Proving that irony is alive and well post-Sept. 11, a book deriding the national press corps for its flagrant liberal bias has been the subject of enormous attention in the same mainstream media that, the book argues, suppress conservative views.
Bias, by former CBS newsman Bernard Goldberg, is long on name-calling and vitriol, but short on substance. “Delusional,” “hypocrites,” “Lilliputians”—these are just a few of the words Goldberg uses to describe journalists in general, and his old CBS colleagues in particular. He quips that if CBS News were a prison, many of its employees would be Dan Rather’s “bitches.”
It’s ironic that Goldberg’s book has come out during a time when right-wing media watchdogs—who can find a socialist tilt in the weather report—are offering virtually nothing but praise for mainstream journalists’ coverage since Sept. 11.
Goldberg marshals little documentation for his claim that the news is packed with the views of liberal advocacy groups and rarely includes conservative opinions. In reality, year after year, right-leaning think tanks are cited in far more broadcast and print reports than either centrist or left-leaning think tanks. A survey by Fairness & Accuracy In Reporting of Nightline‘s guest list found that for every representative of a labor union invited to debate economic issues, there were seven representatives of corporations.
If, as Goldberg argues, there’s a media tilt toward Democrats, then why have Republicans received a majority of newspaper endorsements in all but two presidential elections since 1932?
Goldberg left CBS four years ago after accusing his colleagues of bias in a 1996 Wall Street Journal column. The piece focused on a CBS Evening News segment scrutinizing a flat-tax proposal made by Republican presidential candidate Steve Forbes. The story was one-sided, giving no time to flat-tax supporters, but was it really proof of liberal bias?
Consider the four flat-tax critics featured in the segment: House Speaker Newt Gingrich, an adviser to the senior President Bush, a former Nixon era IRS commissioner, and a tax expert.
A single segment featuring mostly right-of-center sources criticizing one Republican’s tax proposal is hardly smoking-gun evidence of a left-wing media tilt. Yet five years later the CBS flat-tax report is still Goldberg’s “Exhibit A,” the main evidence of liberal bias in his skimpy book.
Large chunks of the book aren’t about liberal bias at all.
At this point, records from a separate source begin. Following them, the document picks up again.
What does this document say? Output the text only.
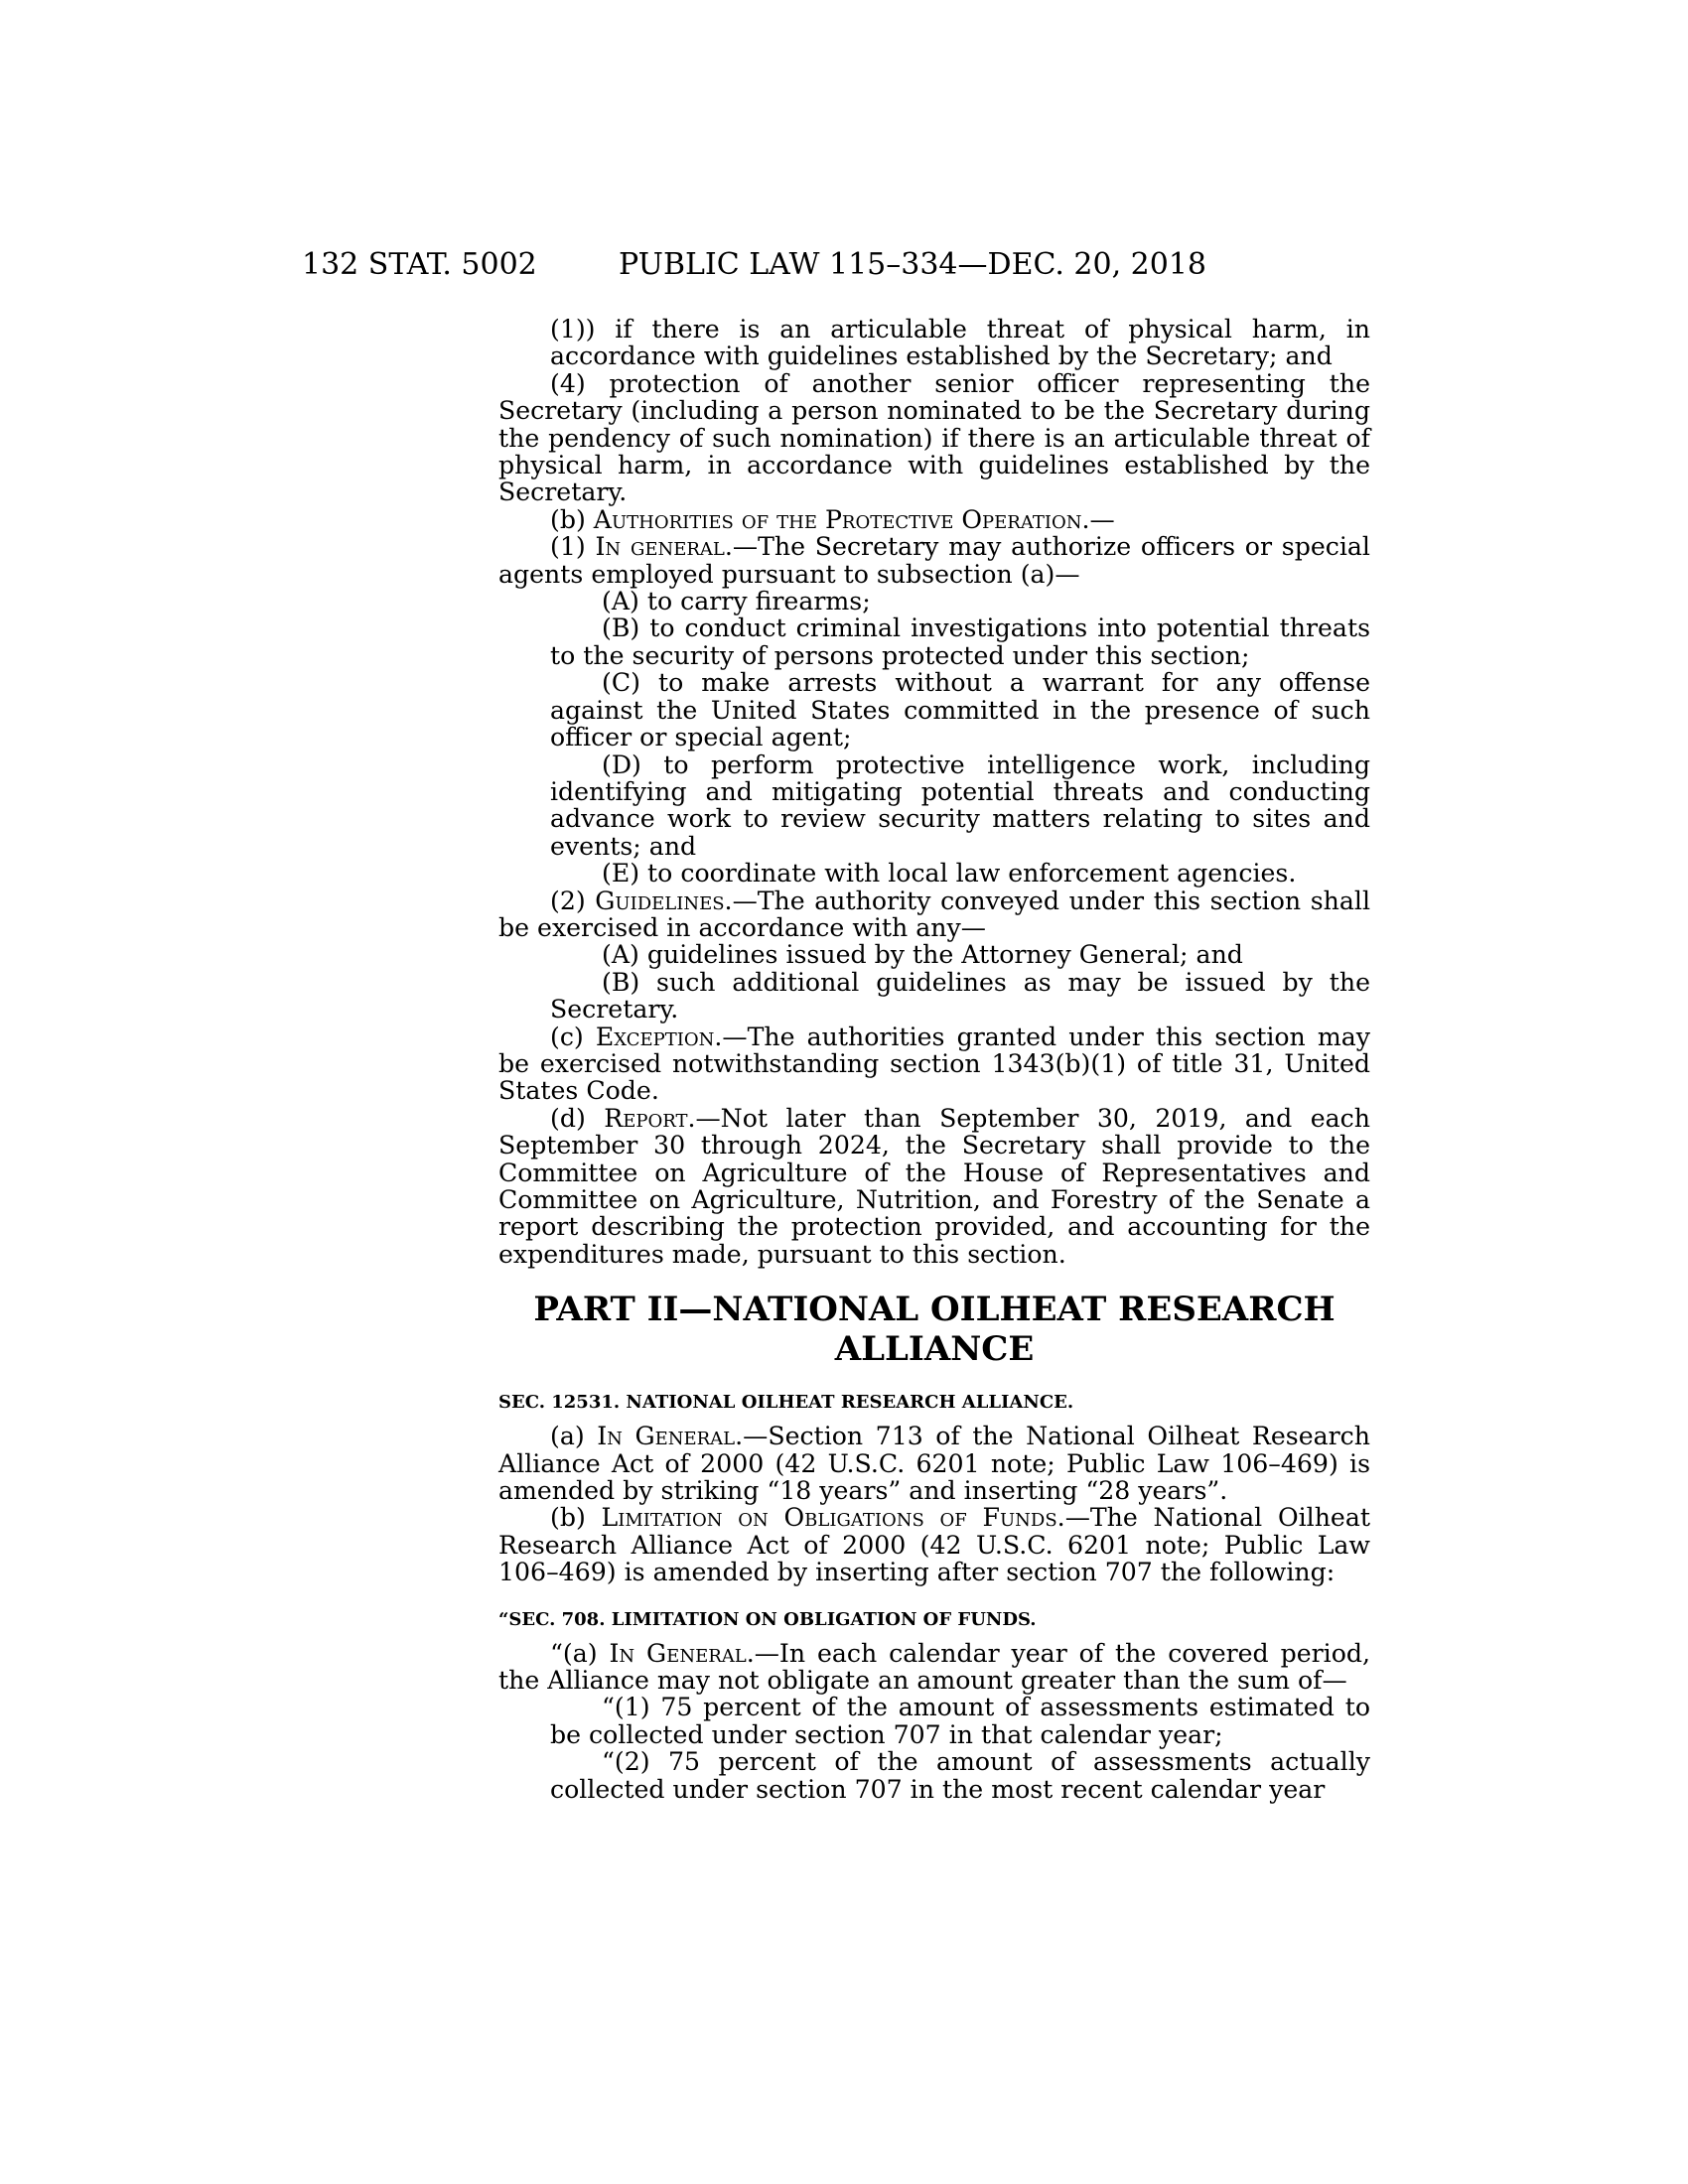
132 STAT. 5002	PUBLIC LAW 115–334—DEC. 20, 2018

(1)) if there is an articulable threat of physical harm, in accordance with guidelines established by the Secretary; and

(4) protection of another senior officer representing the Secretary (including a person nominated to be the Secretary during the pendency of such nomination) if there is an articulable threat of physical harm, in accordance with guidelines established by the Secretary.

(b) Authorities of the Protective Operation.—

(1) In general.—The Secretary may authorize officers or special agents employed pursuant to subsection (a)—

(A) to carry firearms;

(B) to conduct criminal investigations into potential threats to the security of persons protected under this section;

(C) to make arrests without a warrant for any offense against the United States committed in the presence of such officer or special agent;

(D) to perform protective intelligence work, including identifying and mitigating potential threats and conducting advance work to review security matters relating to sites and events; and

(E) to coordinate with local law enforcement agencies.

(2) Guidelines.—The authority conveyed under this section shall be exercised in accordance with any—

(A) guidelines issued by the Attorney General; and

(B) such additional guidelines as may be issued by the Secretary.

(c) Exception.—The authorities granted under this section may be exercised notwithstanding section 1343(b)(1) of title 31, United States Code.

(d) Report.—Not later than September 30, 2019, and each September 30 through 2024, the Secretary shall provide to the Committee on Agriculture of the House of Representatives and Committee on Agriculture, Nutrition, and Forestry of the Senate a report describing the protection provided, and accounting for the expenditures made, pursuant to this section.

PART II—NATIONAL OILHEAT RESEARCH ALLIANCE

SEC. 12531. NATIONAL OILHEAT RESEARCH ALLIANCE.

(a) In General.—Section 713 of the National Oilheat Research Alliance Act of 2000 (42 U.S.C. 6201 note; Public Law 106–469) is amended by striking “18 years” and inserting “28 years”.

(b) Limitation on Obligations of Funds.—The National Oilheat Research Alliance Act of 2000 (42 U.S.C. 6201 note; Public Law 106–469) is amended by inserting after section 707 the following:

“SEC. 708. LIMITATION ON OBLIGATION OF FUNDS.

“(a) In General.—In each calendar year of the covered period, the Alliance may not obligate an amount greater than the sum of—

“(1) 75 percent of the amount of assessments estimated to be collected under section 707 in that calendar year;

“(2) 75 percent of the amount of assessments actually collected under section 707 in the most recent calendar year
For example, Goldberg chides NBC anchor Tom Brokaw for failing to do a story about a defective airplane engine made by NBC parent General Electric. This kind of pro-corporate bias is a standard complaint of left-leaning media critics.
Later, Goldberg delivers a lengthy and stinging indictment of the networks for making profit-based decisions valuing White and middle-class demographics above all else, and skewing news and entertainment accordingly.
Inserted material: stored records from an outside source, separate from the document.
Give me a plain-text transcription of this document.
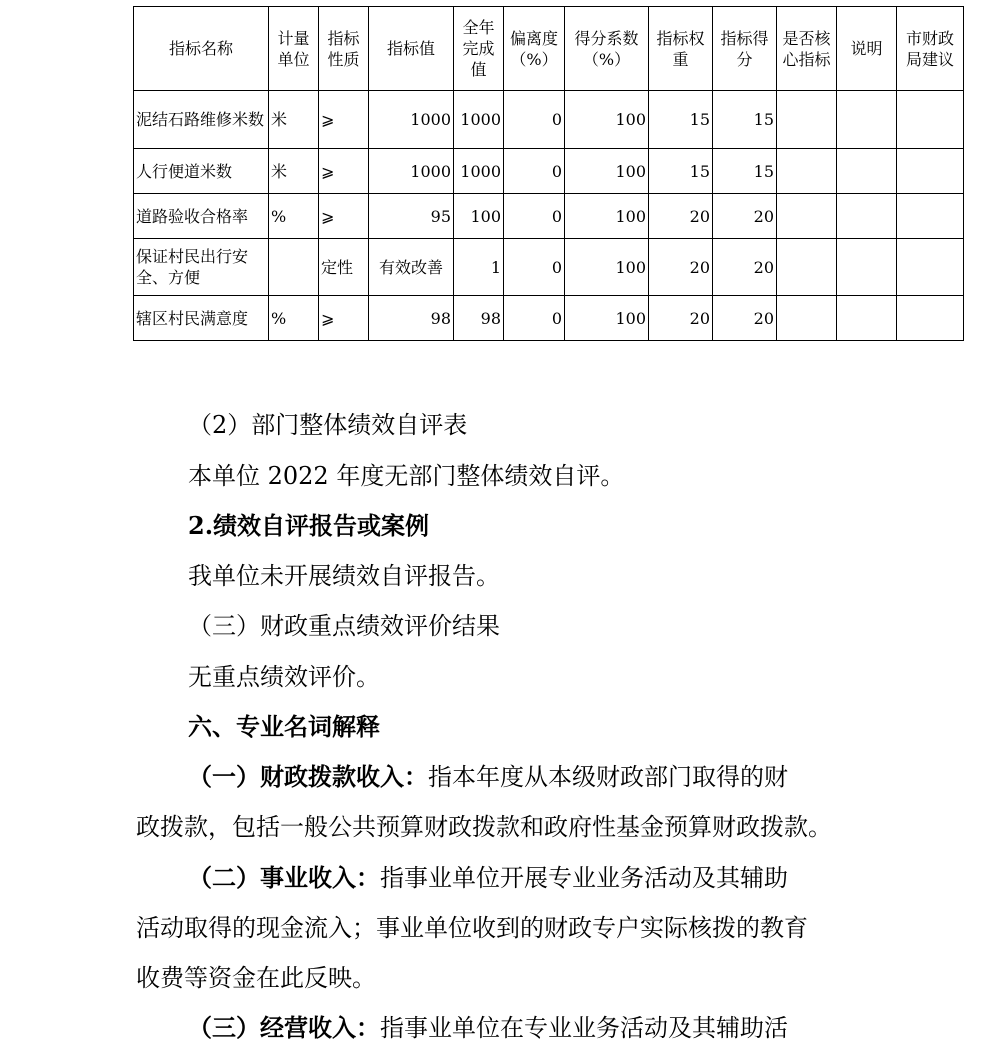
指标名称	计量单位	指标性质	指标值	全年完成值	偏离度（%）	得分系数（%）	指标权重	指标得分	是否核心指标	说明	市财政局建议
泥结石路维修米数	米	⩾	1000	1000	0	100	15	15			
人行便道米数	米	⩾	1000	1000	0	100	15	15			
道路验收合格率	%	⩾	95	100	0	100	20	20			
保证村民出行安全、方便		定性	有效改善	1	0	100	20	20			
辖区村民满意度	%	⩾	98	98	0	100	20	20			
（2）部门整体绩效自评表
本单位 2022 年度无部门整体绩效自评。
2.绩效自评报告或案例
我单位未开展绩效自评报告。
（三）财政重点绩效评价结果
无重点绩效评价。
六、专业名词解释
（一）财政拨款收入：指本年度从本级财政部门取得的财
政拨款，包括一般公共预算财政拨款和政府性基金预算财政拨款。
（二）事业收入：指事业单位开展专业业务活动及其辅助
活动取得的现金流入；事业单位收到的财政专户实际核拨的教育
收费等资金在此反映。
（三）经营收入：指事业单位在专业业务活动及其辅助活
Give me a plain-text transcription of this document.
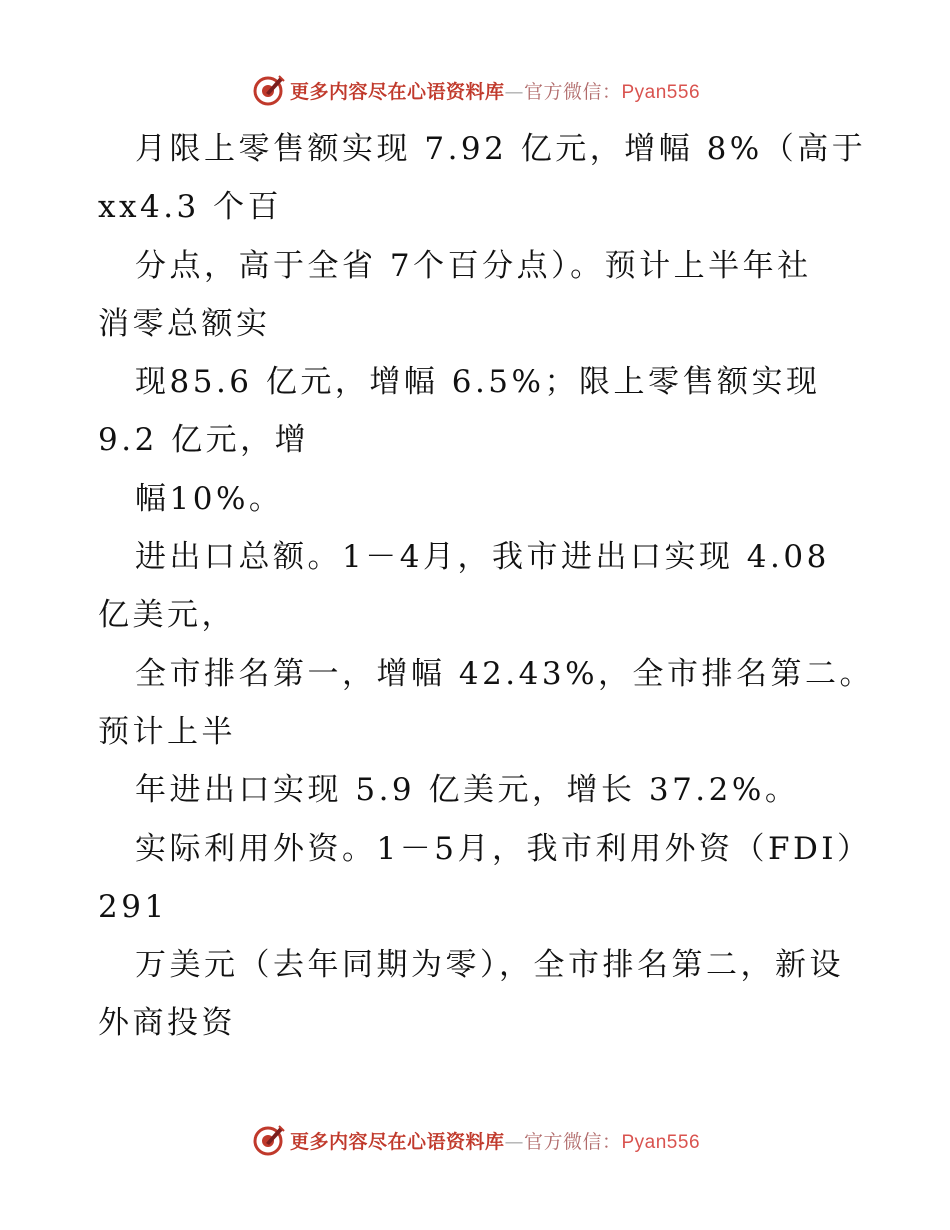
更多内容尽在心语资料库—官方微信：Pyan556
月限上零售额实现 7.92 亿元，增幅 8%（高于
xx4.3 个百
分点，高于全省 7个百分点）。预计上半年社
消零总额实
现85.6 亿元，增幅 6.5%；限上零售额实现
9.2 亿元，增
幅10%。
进出口总额。1－4月，我市进出口实现 4.08
亿美元，
全市排名第一，增幅 42.43%，全市排名第二。
预计上半
年进出口实现 5.9 亿美元，增长 37.2%。
实际利用外资。1－5月，我市利用外资（FDI）
291
万美元（去年同期为零），全市排名第二，新设
外商投资
更多内容尽在心语资料库—官方微信：Pyan556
He concludes, “Advertisers like White audiences, they have more money to spend”—again sounding more like a progressive media critic.
But don’t mistake Goldberg’s seeming sensitivity for compassion. For years he has accused the media of expressing too much sympathy for the homeless and other underdogs. “So what if many of the homeless are truly drug addicts or alcoholics or simply lazy?” he asked in a 1990 New York Times Op-Ed, which also chided the media for excessive compassion toward AIDS patients.
Goldberg couldn’t muster much sympathy for laid-off workers either: “How many stories have you seen on TV or read in the newspaper—in your entire life—that attempt to find out how many of these laid-off workers took school seriously? How many thought kids who studied were wimps, and worse?”
The only claim Goldberg makes that has real documentation behind it is about the elite mentality of big-time journalists, but it’s a charge that undermines the case for liberal bias. A 1998 FAIR survey of the opinions of the Washington press corps found that journalists were more conservative—not more liberal—than the general public on major economic issues such as trade, taxes, Social Security, health care and corporate power.
Here’s a reality check for Bernard Goldberg: The mainstream media are no more liberal than the conglomerates that own them or the advertisers that pay their bills.
A version of this appeared in the Arizona Republic (1/20/02).